Henri de Lubac entered the Jesuit order in 1914 and immediately gravitated toward a study of the Church Fathers, particularly of Origin and Augustine, during his formation. He was also quite drawn to the works of Rousselot and Blondel, and to a lesser extant Maréchal, all of whom he read alongside the staple Neo-Scholasticism of the religious reformation. What these authors addressed and assailed in the largely theoretical sphere became for de Lubac a concern in the practical and social sphere: the gradual disappearance of the sacred in every element of human existence. In a rarely quoted essay from 1942, de Lubac writes: “Now, basically, this world is not by itself either sacred or secular, for it receives its significance only through man. It can become one or the other according to the way in which man behaves in its regard.”[3]

At the heart of de Lubac’s theology is a concern to re-establish in the consciousness of humanity the Christian principle that the sacred—the presence of God’s saving activity—is not some foreign, invading force in an otherwise mundane, secular world. Rather, nature is always incomplete and unfulfilled without the gratuitous sanctification wrought by grace, and it is peculiar to human nature to release the full splendor of the grace given to it. For de Lubac, as for the Fathers, anthropology and ecclesiology are fully intelligible only in light of one another.

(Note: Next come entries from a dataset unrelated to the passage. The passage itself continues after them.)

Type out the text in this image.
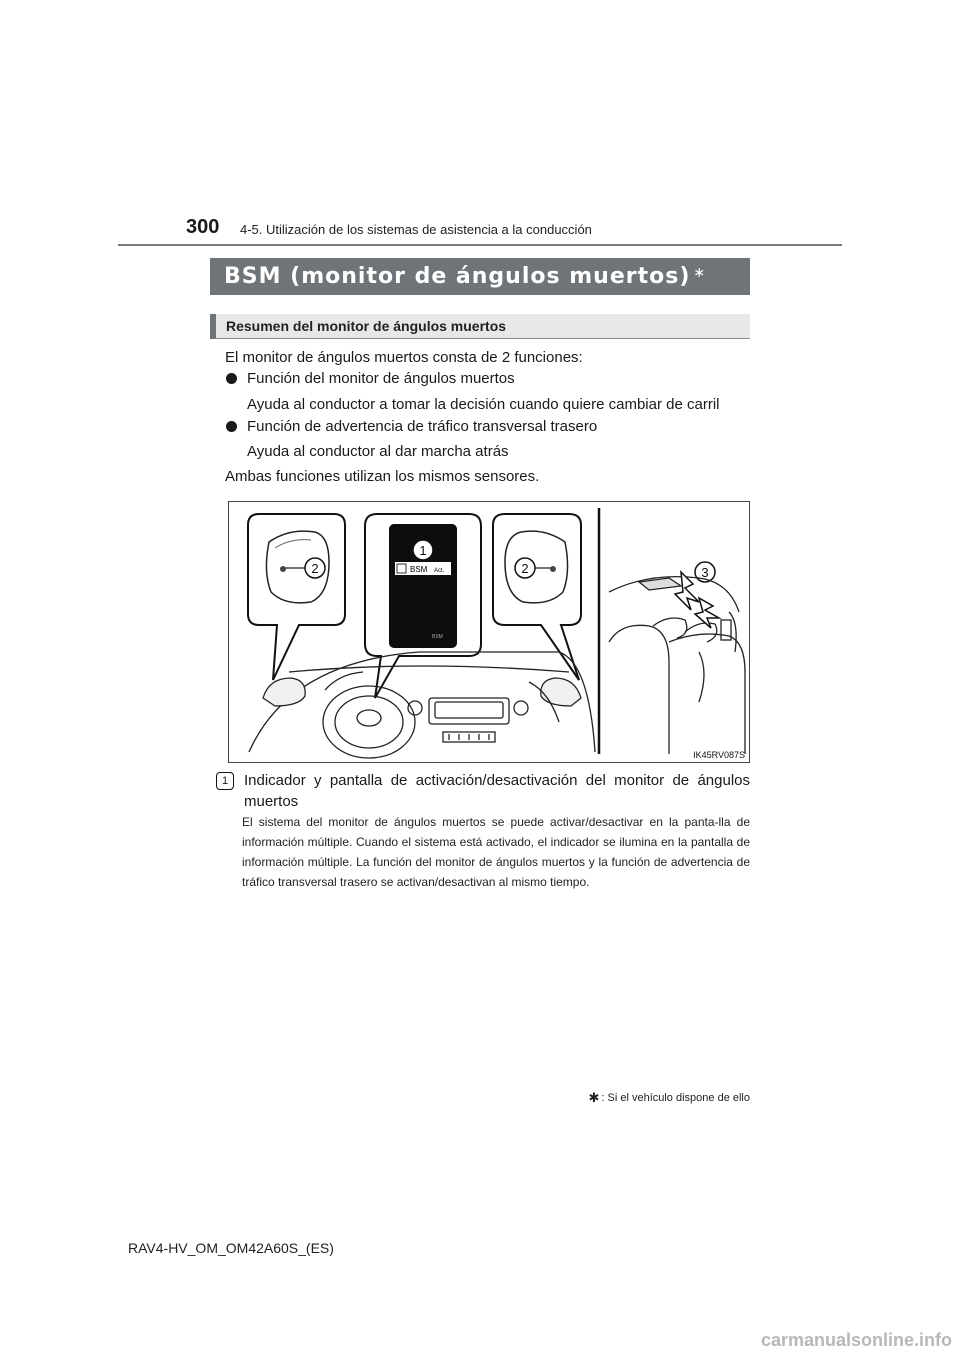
300 4-5. Utilización de los sistemas de asistencia a la conducción
BSM (monitor de ángulos muertos) ∗
Resumen del monitor de ángulos muertos
El monitor de ángulos muertos consta de 2 funciones:
Función del monitor de ángulos muertos
Ayuda al conductor a tomar la decisión cuando quiere cambiar de carril
Función de advertencia de tráfico transversal trasero
Ayuda al conductor al dar marcha atrás
Ambas funciones utilizan los mismos sensores.
BSM Act.
BSM
1
2	2	3
IK45RV087S
1	Indicador y pantalla de activación/desactivación del monitor de ángulos muertos
El sistema del monitor de ángulos muertos se puede activar/desactivar en la panta-lla de información múltiple. Cuando el sistema está activado, el indicador se ilumina en la pantalla de información múltiple. La función del monitor de ángulos muertos y la función de advertencia de tráfico transversal trasero se activan/desactivan al mismo tiempo.
✱ : Si el vehículo dispone de ello
RAV4-HV_OM_OM42A60S_(ES)
carmanualsonline.info
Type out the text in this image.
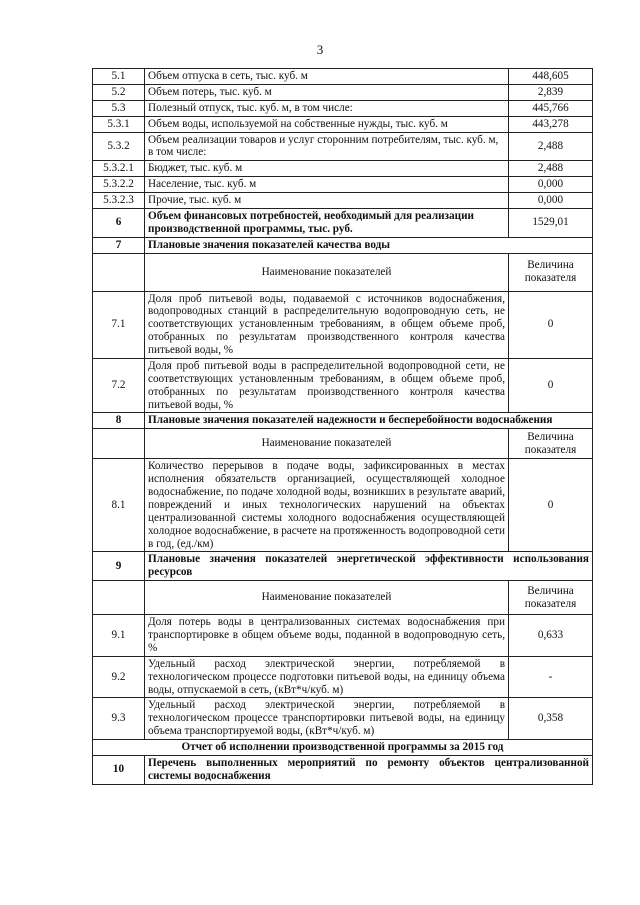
3
5.1	Объем отпуска в сеть, тыс. куб. м	448,605
5.2	Объем потерь, тыс. куб. м	2,839
5.3	Полезный отпуск, тыс. куб. м, в том числе:	445,766
5.3.1	Объем воды, используемой на собственные нужды, тыс. куб. м	443,278
5.3.2	Объем реализации товаров и услуг сторонним потребителям, тыс. куб. м, в том числе:	2,488
5.3.2.1	Бюджет, тыс. куб. м	2,488
5.3.2.2	Население, тыс. куб. м	0,000
5.3.2.3	Прочие, тыс. куб. м	0,000
6	Объем финансовых потребностей, необходимый для реализации производственной программы, тыс. руб.	1529,01
7	Плановые значения показателей качества воды	
	Наименование показателей	Величина показателя
7.1	Доля проб питьевой воды, подаваемой с источников водоснабжения, водопроводных станций в распределительную водопроводную сеть, не соответствующих установленным требованиям, в общем объеме проб, отобранных по результатам производственного контроля качества питьевой воды, %	0
7.2	Доля проб питьевой воды в распределительной водопроводной сети, не соответствующих установленным требованиям, в общем объеме проб, отобранных по результатам производственного контроля качества питьевой воды, %	0
8	Плановые значения показателей надежности и бесперебойности водоснабжения	
	Наименование показателей	Величина показателя
8.1	Количество перерывов в подаче воды, зафиксированных в местах исполнения обязательств организацией, осуществляющей холодное водоснабжение, по подаче холодной воды, возникших в результате аварий, повреждений и иных технологических нарушений на объектах централизованной системы холодного водоснабжения осуществляющей холодное водоснабжение, в расчете на протяженность водопроводной сети в год, (ед./км)	0
9	Плановые значения показателей энергетической эффективности использования ресурсов	
	Наименование показателей	Величина показателя
9.1	Доля потерь воды в централизованных системах водоснабжения при транспортировке в общем объеме воды, поданной в водопроводную сеть, %	0,633
9.2	Удельный расход электрической энергии, потребляемой в технологическом процессе подготовки питьевой воды, на единицу объема воды, отпускаемой в сеть, (кВт*ч/куб. м)	-
9.3	Удельный расход электрической энергии, потребляемой в технологическом процессе транспортировки питьевой воды, на единицу объема транспортируемой воды, (кВт*ч/куб. м)	0,358
Отчет об исполнении производственной программы за 2015 год		
10	Перечень выполненных мероприятий по ремонту объектов централизованной системы водоснабжения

Marking de Lubac’s first two works (which can rightly be described as a sort of the programmatic for the Ressourcement movement) is his utter dismay at the secularization of modern European society. His first book, Catholicisme (1938), was published in Yves Congar’s Unam sanctam series. Illumining the historical, social and personalist understandings of the Church with constant reference to the Fathers, it contains the seeds for all of de Lubac’s subsequent thought, and was extensively read and translated throughout Europe. While primarily an historical study on the social character of the ecclesiology postulated and developed by the Fathers, it is undeniably clear that in it de Lubac is seeking to underscore the pervasive presence of grace in the world and the corresponding destiny of all humanity in Christ through the Church.

With the 1946 publication of his Surnaturel and its criticism of the neo-Scholastic theory of “pure nature,” de Lubac became the eye of the theological storm turning throughout Catholic Europe. De Lubac took issue with the hypothetical model of pure nature, which postulated a hypothetical natural end or telos for humanity if grace was not given, in part due to its absence from the patristic and medieval traditions of the Church. He also noted what he saw as an increasing separation between the secular and sacred, the root of which was not modern philosophy or political circumstance, but the dry, logic based polemic of Neo-Scholasticism against Baianism on the one hand, and ‘Cartesian’ rationalism on the other. Neo-Scholasticism, claimed de Lubac, was implicitly sanctioning the efforts of post-War Europe to banish religion and faith from the public sphere. In portraying nature as an autonomous system capable of attaining its end by means of its resources, Catholic theology, under the guise of ‘Thomism,’ was conceding nature—and humanity itself—to secularism.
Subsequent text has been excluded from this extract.